On Mon, May 3, 2010 at 3:39 PM, Tom Lane <tgl@sss.pgh.pa.us> wrote:
> Robert Haas <robertmhaas@gmail.com> writes:
>> On Mon, May 3, 2010 at 11:37 AM, Tom Lane <tgl@sss.pgh.pa.us> wrote:
>>> I'm inclined to think that we should throw away all this logic and just
>>> have the slave cancel competing queries if the replay process waits
>>> more than max_standby_delay seconds to acquire a lock.
>
>> What if we somehow get into a situation where the replay process is
>> waiting for a lock over and over and over again, because it keeps
>> killing conflicting processes but something restarts them and they
>> take locks over again?
>
> They won't be able to take locks "over again", because the lock manager
> won't allow requests to pass a pending previous request, except in
> very limited circumstances that shouldn't hold here. They'll queue
> up behind the replay process's lock request, not in front of it.
> (If that isn't the case, it needs to be fixed, quite independently
> of this concern.)
Well, the new backends needn't try to take "the same" locks as the
existing backends - the point is that in the worst case this proposal
means waiting max_standby_delay for EACH replay that requires taking a
lock. And that might be a LONG time.
One idea I had while thinking this over was to bound the maximum
amount of unapplied WAL rather than the absolute amount of time lag.
Now, that's a little fruity, because your WAL volume might fluctuate
considerably, so you wouldn't really know how far the slave was behind
the master chronologically. However, it would avoid all the time skew
issues, and it would also more accurately model the idea of a bound on
recovery time should we need to promote the standby to master, so
maybe it works out to a win. You could still end up stuck
semi-permanently behind, but never by more than N segments.

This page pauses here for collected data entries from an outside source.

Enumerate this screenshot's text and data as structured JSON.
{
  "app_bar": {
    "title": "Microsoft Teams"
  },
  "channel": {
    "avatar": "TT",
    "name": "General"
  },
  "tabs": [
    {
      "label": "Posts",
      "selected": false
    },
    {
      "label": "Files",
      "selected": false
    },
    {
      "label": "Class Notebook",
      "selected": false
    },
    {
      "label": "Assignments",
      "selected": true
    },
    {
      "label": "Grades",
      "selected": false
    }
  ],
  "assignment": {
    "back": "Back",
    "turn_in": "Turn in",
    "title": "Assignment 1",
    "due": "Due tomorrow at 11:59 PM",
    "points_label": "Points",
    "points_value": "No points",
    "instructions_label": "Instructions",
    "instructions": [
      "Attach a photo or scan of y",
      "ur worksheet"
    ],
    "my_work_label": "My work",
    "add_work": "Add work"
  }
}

Stephen's idea of a mode where we wait up to max_standby_delay for a
lock but then kill everything in our path until we've caught up again
is another possible way of approaching this problem, although it may
lead to "kill storms". Some of that may be inevitable, though: a
bound on WAL lag has the same issue - if the primary is generating WAL
faster than the standby can apply it, the standby will eventually
decide to slaughter everything in its path.
...Robert